Now that Congress has finally updated the nation's financial laws, every financial institution - but especially community banks - must be prepared to deliver a wide range of services, from auto insurance and car loans to securities brokerage and Internet banking.

Community banks could view the Gramm-Leach-Bliley Act's expansion of the products and services that banks can offer as an opportunity, not a threat. Using new organizational structures, community banks can reasonably and profitably enhance their competitive positions by adding new technology to the personal service and local focus on which they are based.

Certainly, to expand into the insurance or securities business, you must be able to comfortably absorb the time, expense, and risk. But if that is too much to handle, you can still get involved, because you don't have to go it alone. Several very good, more in-scale alternatives, like joint ventures, may be more suitable. In fact, a joint venture may be the best route for many of the smaller community banks.

For example, two or more community banks can profitably band together to buy an insurance agency or broker-dealer. This gives community banks a way to retain their customers without the cost of developing insurance or securities brokerage vehicles on their own.

In some cases the best option might be a merger of equals. Together, two or more small institutions can become more efficient and more competitive while remaining community-oriented.

The law creates two new financial services structures: the "financial holding company" and the "financial subsidiary" for national banks. Financial holding companies and, to a lesser extent, financial subsidiaries, may engage in any activity that the Federal Reserve Board determines to be "financial in nature" or "incidental" to such activities or "complementary" to financial activities.

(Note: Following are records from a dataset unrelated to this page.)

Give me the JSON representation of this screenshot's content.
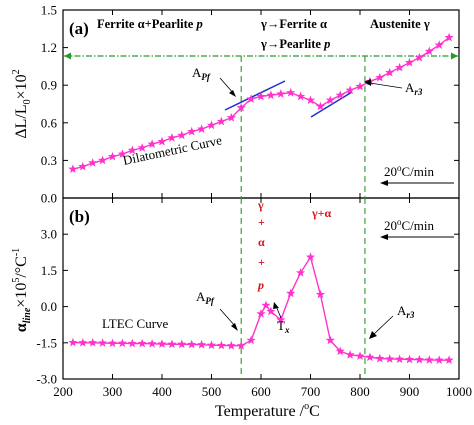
{
  "chart_data": [
    {
      "panel": "(a)",
      "type": "line",
      "xlim": [
        200,
        1000
      ],
      "ylim": [
        0.0,
        1.5
      ],
      "x_ticks": [
        200,
        300,
        400,
        500,
        600,
        700,
        800,
        900,
        1000
      ],
      "y_ticks": [
        "0.0",
        "0.3",
        "0.6",
        "0.9",
        "1.2",
        "1.5"
      ],
      "ylabel": "ΔL/L₀×10²",
      "series": [
        {
          "name": "Dilatometric Curve",
          "color": "#ff33cc",
          "marker": "star",
          "x": [
            220,
            240,
            260,
            280,
            300,
            320,
            340,
            360,
            380,
            400,
            420,
            440,
            460,
            480,
            500,
            520,
            540,
            560,
            580,
            600,
            620,
            640,
            660,
            680,
            700,
            720,
            740,
            760,
            780,
            800,
            820,
            840,
            860,
            880,
            900,
            920,
            940,
            960,
            980
          ],
          "y": [
            0.23,
            0.25,
            0.28,
            0.3,
            0.33,
            0.35,
            0.38,
            0.4,
            0.43,
            0.45,
            0.48,
            0.5,
            0.53,
            0.55,
            0.58,
            0.61,
            0.64,
            0.72,
            0.79,
            0.81,
            0.82,
            0.83,
            0.84,
            0.81,
            0.78,
            0.73,
            0.78,
            0.82,
            0.86,
            0.89,
            0.93,
            0.96,
            1.0,
            1.04,
            1.08,
            1.12,
            1.17,
            1.22,
            1.28
          ]
        }
      ],
      "phase_labels": [
        "Ferrite α+Pearlite p",
        "γ→Ferrite α",
        "γ→Pearlite p",
        "Austenite γ"
      ],
      "annotations": {
        "a_pf": "A",
        "a_pf_sub": "Pf",
        "a_r3": "A",
        "a_r3_sub": "r3",
        "rate": "20°C/min",
        "curve_label": "Dilatometric Curve"
      }
    },
    {
      "panel": "(b)",
      "type": "line",
      "xlim": [
        200,
        1000
      ],
      "ylim": [
        -3.0,
        4.5
      ],
      "x_ticks": [
        200,
        300,
        400,
        500,
        600,
        700,
        800,
        900,
        1000
      ],
      "y_ticks": [
        "-3.0",
        "-1.5",
        "0.0",
        "1.5",
        "3.0"
      ],
      "xlabel": "Temperature /°C",
      "ylabel": "α_line×10⁵/°C⁻¹",
      "series": [
        {
          "name": "LTEC Curve",
          "color": "#ff33cc",
          "marker": "star",
          "x": [
            220,
            240,
            260,
            280,
            300,
            320,
            340,
            360,
            380,
            400,
            420,
            440,
            460,
            480,
            500,
            520,
            540,
            560,
            580,
            600,
            610,
            620,
            640,
            660,
            680,
            700,
            720,
            740,
            760,
            780,
            800,
            820,
            840,
            860,
            880,
            900,
            920,
            940,
            960,
            980
          ],
          "y": [
            -1.49,
            -1.5,
            -1.5,
            -1.51,
            -1.52,
            -1.52,
            -1.53,
            -1.53,
            -1.54,
            -1.55,
            -1.56,
            -1.56,
            -1.57,
            -1.58,
            -1.6,
            -1.61,
            -1.62,
            -1.62,
            -1.4,
            -0.3,
            0.05,
            -0.2,
            -0.55,
            0.55,
            1.4,
            2.05,
            0.5,
            -1.4,
            -1.85,
            -2.0,
            -2.05,
            -2.1,
            -2.15,
            -2.17,
            -2.18,
            -2.19,
            -2.2,
            -2.21,
            -2.22,
            -2.22
          ]
        }
      ],
      "phase_labels": [
        "γ",
        "+",
        "α",
        "+",
        "p",
        "γ+α"
      ],
      "annotations": {
        "a_pf": "A",
        "a_pf_sub": "Pf",
        "tx": "T",
        "tx_sub": "x",
        "a_r3": "A",
        "a_r3_sub": "r3",
        "rate": "20°C/min",
        "curve_label": "LTEC Curve"
      }
    }
  ],
  "colors": {
    "curve": "#ff33cc",
    "line": "#1e2fd0",
    "guide": "#2a9a2a",
    "phase_text": "#d4141d"
  },
  "markers": {
    "vertical_lines_x": [
      560,
      810
    ]
  },
  "axis_labels": {
    "y_top": "ΔL/L",
    "y_top_sub": "0",
    "y_top_tail": "×10",
    "y_top_sup": "2",
    "y_bottom_alpha": "α",
    "y_bottom_sub": "line",
    "y_bottom_tail": "×10",
    "y_bottom_sup": "5",
    "y_bottom_unit": "/°C",
    "y_bottom_unit_sup": "-1",
    "x_label": "Temperature /",
    "x_unit_o": "o",
    "x_unit_c": "C"
  },
  "panel_labels": {
    "a": "(a)",
    "b": "(b)"
  },
  "rate_text": {
    "a": "20",
    "a_o": "o",
    "a_tail": "C/min",
    "b": "20",
    "b_o": "o",
    "b_tail": "C/min"
  },
  "phase_text": {
    "ferrite_pearlite_pre": "Ferrite ",
    "ferrite_pearlite_alpha": "α",
    "ferrite_pearlite_mid": "+Pearlite ",
    "ferrite_pearlite_p": "p",
    "trans1_pre": "γ→Ferrite ",
    "trans1_alpha": "α",
    "trans2_pre": "γ→Pearlite ",
    "trans2_p": "p",
    "austenite": "Austenite γ",
    "red_g": "γ",
    "red_plus1": "+",
    "red_a": "α",
    "red_plus2": "+",
    "red_p": "p",
    "red_ga": "γ+α"
  }
}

The new criteria open the door for a banking company to engage in any financial activity that it needs to compete effectively in the marketplace or to keep abreast of technological developments in the delivery of financial services.

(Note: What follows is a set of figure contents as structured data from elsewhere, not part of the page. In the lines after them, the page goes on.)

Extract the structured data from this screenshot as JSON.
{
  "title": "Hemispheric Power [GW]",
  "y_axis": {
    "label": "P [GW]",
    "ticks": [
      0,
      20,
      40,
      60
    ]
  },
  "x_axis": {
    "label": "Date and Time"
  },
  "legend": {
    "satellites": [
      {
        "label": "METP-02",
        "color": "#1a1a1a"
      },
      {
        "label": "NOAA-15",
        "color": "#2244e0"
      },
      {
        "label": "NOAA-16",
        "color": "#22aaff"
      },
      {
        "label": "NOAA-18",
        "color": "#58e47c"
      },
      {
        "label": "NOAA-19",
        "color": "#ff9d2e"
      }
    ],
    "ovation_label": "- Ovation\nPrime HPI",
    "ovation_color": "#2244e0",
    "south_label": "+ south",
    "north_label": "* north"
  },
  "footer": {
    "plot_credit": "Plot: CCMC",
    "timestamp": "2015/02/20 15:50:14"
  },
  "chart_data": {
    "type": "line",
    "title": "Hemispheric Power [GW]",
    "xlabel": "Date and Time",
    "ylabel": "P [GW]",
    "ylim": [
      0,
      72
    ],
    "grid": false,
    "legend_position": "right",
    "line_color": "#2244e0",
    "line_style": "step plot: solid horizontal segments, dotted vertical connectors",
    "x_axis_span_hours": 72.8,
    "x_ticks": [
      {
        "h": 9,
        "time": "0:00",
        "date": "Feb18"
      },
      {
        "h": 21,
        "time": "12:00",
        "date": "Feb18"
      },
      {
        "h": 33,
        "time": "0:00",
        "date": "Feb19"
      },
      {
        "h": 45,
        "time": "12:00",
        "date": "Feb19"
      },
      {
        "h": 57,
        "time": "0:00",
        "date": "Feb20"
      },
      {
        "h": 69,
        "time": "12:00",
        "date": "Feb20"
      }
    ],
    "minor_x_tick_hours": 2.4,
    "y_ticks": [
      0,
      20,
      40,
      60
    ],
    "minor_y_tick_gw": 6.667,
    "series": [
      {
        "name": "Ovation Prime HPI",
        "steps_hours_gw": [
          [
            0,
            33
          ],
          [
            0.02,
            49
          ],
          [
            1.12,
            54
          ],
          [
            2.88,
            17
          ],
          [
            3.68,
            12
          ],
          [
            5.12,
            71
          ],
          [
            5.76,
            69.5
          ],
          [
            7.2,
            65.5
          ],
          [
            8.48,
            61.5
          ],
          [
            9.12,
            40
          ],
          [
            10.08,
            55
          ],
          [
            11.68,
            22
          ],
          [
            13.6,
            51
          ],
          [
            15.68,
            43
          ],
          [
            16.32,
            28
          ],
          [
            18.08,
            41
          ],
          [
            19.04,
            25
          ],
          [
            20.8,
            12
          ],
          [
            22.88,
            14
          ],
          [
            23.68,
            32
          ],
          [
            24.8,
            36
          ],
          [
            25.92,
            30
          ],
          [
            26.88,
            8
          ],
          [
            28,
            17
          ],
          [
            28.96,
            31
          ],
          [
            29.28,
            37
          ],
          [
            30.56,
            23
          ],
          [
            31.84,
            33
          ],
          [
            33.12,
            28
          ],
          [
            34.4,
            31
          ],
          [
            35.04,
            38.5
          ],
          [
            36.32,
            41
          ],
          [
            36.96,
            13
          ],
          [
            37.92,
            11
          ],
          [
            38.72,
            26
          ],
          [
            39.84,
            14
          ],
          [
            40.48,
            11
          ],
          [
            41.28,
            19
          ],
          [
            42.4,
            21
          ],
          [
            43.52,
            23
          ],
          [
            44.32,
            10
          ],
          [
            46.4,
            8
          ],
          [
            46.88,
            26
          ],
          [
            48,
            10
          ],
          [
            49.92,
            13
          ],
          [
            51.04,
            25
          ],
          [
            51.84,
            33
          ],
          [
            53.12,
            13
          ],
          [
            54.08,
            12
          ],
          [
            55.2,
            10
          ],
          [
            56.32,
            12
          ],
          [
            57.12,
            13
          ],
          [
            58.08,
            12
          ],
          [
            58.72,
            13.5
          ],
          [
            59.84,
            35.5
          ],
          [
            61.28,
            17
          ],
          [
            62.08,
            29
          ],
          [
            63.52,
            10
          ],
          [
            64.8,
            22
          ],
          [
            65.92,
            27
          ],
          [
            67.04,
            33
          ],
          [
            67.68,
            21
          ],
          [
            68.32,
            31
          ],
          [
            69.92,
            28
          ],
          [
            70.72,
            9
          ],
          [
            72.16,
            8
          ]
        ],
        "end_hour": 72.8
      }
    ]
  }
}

In addition to giving the Fed wide discretionary authority to add new financial services, the law enumerates a list of specific activities that are designated as "financial in nature," and thus permissible for financial holding companies and financial subsidiaries. Two of these are the underwriting and sale of insurance and securities products and services.

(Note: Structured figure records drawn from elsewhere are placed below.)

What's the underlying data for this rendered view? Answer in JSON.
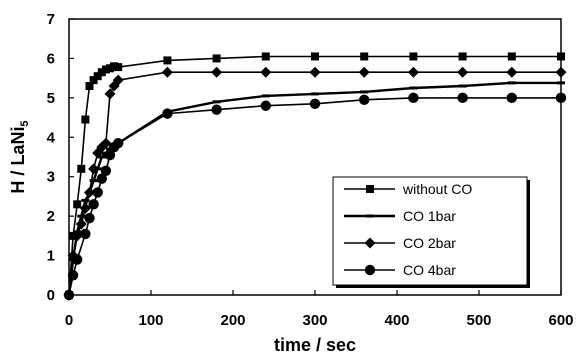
{
  "chart_data": {
    "type": "line",
    "title": "",
    "xlabel": "time / sec",
    "ylabel": "H / LaNi",
    "ylabel_subscript": "5",
    "xlim": [
      0,
      600
    ],
    "ylim": [
      0,
      7
    ],
    "x_ticks": [
      0,
      100,
      200,
      300,
      400,
      500,
      600
    ],
    "y_ticks": [
      0,
      1,
      2,
      3,
      4,
      5,
      6,
      7
    ],
    "grid": false,
    "legend_position": "lower-right",
    "series": [
      {
        "name": "without CO",
        "marker": "square",
        "color": "#000000",
        "points": [
          [
            0,
            0
          ],
          [
            5,
            1.5
          ],
          [
            10,
            2.3
          ],
          [
            15,
            3.2
          ],
          [
            20,
            4.45
          ],
          [
            25,
            5.3
          ],
          [
            30,
            5.45
          ],
          [
            35,
            5.55
          ],
          [
            40,
            5.65
          ],
          [
            45,
            5.72
          ],
          [
            50,
            5.75
          ],
          [
            55,
            5.8
          ],
          [
            60,
            5.78
          ],
          [
            120,
            5.95
          ],
          [
            180,
            6.0
          ],
          [
            240,
            6.05
          ],
          [
            300,
            6.05
          ],
          [
            360,
            6.05
          ],
          [
            420,
            6.05
          ],
          [
            480,
            6.05
          ],
          [
            540,
            6.05
          ],
          [
            600,
            6.05
          ]
        ]
      },
      {
        "name": "CO 1bar",
        "marker": "dash",
        "color": "#000000",
        "points": [
          [
            0,
            0
          ],
          [
            5,
            0.9
          ],
          [
            10,
            1.6
          ],
          [
            15,
            2.0
          ],
          [
            20,
            2.4
          ],
          [
            25,
            2.6
          ],
          [
            30,
            2.9
          ],
          [
            35,
            3.2
          ],
          [
            40,
            3.5
          ],
          [
            45,
            3.6
          ],
          [
            50,
            3.7
          ],
          [
            55,
            3.8
          ],
          [
            60,
            3.85
          ],
          [
            120,
            4.65
          ],
          [
            180,
            4.9
          ],
          [
            240,
            5.05
          ],
          [
            300,
            5.1
          ],
          [
            360,
            5.15
          ],
          [
            420,
            5.25
          ],
          [
            480,
            5.3
          ],
          [
            540,
            5.38
          ],
          [
            600,
            5.38
          ]
        ]
      },
      {
        "name": "CO 2bar",
        "marker": "diamond",
        "color": "#000000",
        "points": [
          [
            0,
            0
          ],
          [
            5,
            1.0
          ],
          [
            10,
            1.5
          ],
          [
            15,
            1.8
          ],
          [
            20,
            2.2
          ],
          [
            25,
            2.6
          ],
          [
            30,
            3.2
          ],
          [
            35,
            3.6
          ],
          [
            40,
            3.75
          ],
          [
            45,
            3.85
          ],
          [
            50,
            5.1
          ],
          [
            55,
            5.3
          ],
          [
            60,
            5.45
          ],
          [
            120,
            5.65
          ],
          [
            180,
            5.65
          ],
          [
            240,
            5.65
          ],
          [
            300,
            5.65
          ],
          [
            360,
            5.65
          ],
          [
            420,
            5.65
          ],
          [
            480,
            5.65
          ],
          [
            540,
            5.65
          ],
          [
            600,
            5.65
          ]
        ]
      },
      {
        "name": "CO 4bar",
        "marker": "circle",
        "color": "#000000",
        "points": [
          [
            0,
            0
          ],
          [
            5,
            0.5
          ],
          [
            10,
            0.9
          ],
          [
            20,
            1.55
          ],
          [
            25,
            1.95
          ],
          [
            30,
            2.3
          ],
          [
            35,
            2.6
          ],
          [
            40,
            2.95
          ],
          [
            45,
            3.15
          ],
          [
            50,
            3.55
          ],
          [
            55,
            3.75
          ],
          [
            60,
            3.85
          ],
          [
            120,
            4.6
          ],
          [
            180,
            4.7
          ],
          [
            240,
            4.8
          ],
          [
            300,
            4.85
          ],
          [
            360,
            4.95
          ],
          [
            420,
            5.0
          ],
          [
            480,
            5.0
          ],
          [
            540,
            5.0
          ],
          [
            600,
            5.0
          ]
        ]
      }
    ]
  }
}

For community banks that want to offer or expand their current insurance and securities products and service offerings, there are several structural options available.


A bank holding company that is well managed, well capitalized, and holds a "satisfactory" or better Community Reinvestment Act rating can qualify to become a financial holding company. These holding companies may own subsidiaries that engage in "financial activities," including insurance and securities activities.

It is important to note that a subsidiary of a financial holding company may engage in insurance activities in any location without regard to the statutory "town of 5,000" population limitations.


A well-managed and well-capitalized national bank may operate financial subsidiaries, but their aggregate consolidated total assets may not exceed the lesser of 45% of the bank's consolidated total assets orÊ$50Êbillion.

A financial subsidiary may offer generally the same insurance products as a subsidiary of a financial holding company, except that a financial subsidiary may not underwrite insurance products as principal, issue annuities, or underwrite title insurance.

A financial subsidiary also may engage generally in the same securities brokerage activities as a subsidiary of a financial holding company, except that a financial subsidiary may not engage in merchant banking activities or portfolio investment activities.

(For state-chartered banks, if the state in which the bank is located has a statute that gives its banks the same powers as national banks, then financial subsidiaries are permissible. Absent such a statute, then state banks will be limited by state regulations as well as the regulations of the FDIC.)


National banks may also continue to have operating subsidiaries, which are more restricted than financial subsidiaries because they can engage only in activities that are permissible for a national bank directly. For example, operating subsidiaries are still limited to offering insurance services from towns with populations of 5,000 or less, just like national banks. An operating subsidiary may engage in securities brokerage activities, but also only to the same extent as a national bank.


Finally, banks may continue to provide many insurance and brokerage activities directly without creating a separate subsidiary, but would be subject to the current restrictions imposed on those activities. Any liability arising out of the activities would be incurred by the bank, whereas if the activities were in a separate legal entity, the bank would be shielded.

In selecting the best structure, community banks should consider their business goals, staffing, and regulatory preferences, among other factors. But given the speed at which the industry is changing, community bankers must make some decisions now on the best strategic direction.

Mr. Rubin, general counsel to the Independent Community Bankers of America, is a Washington-based partner in the financial institutions group of Powell, Goldstein, Frasier& Murphy LLP, an Atlanta law firm. Ms. Sumlin, who is based in Atlanta, is a senior associate with the group.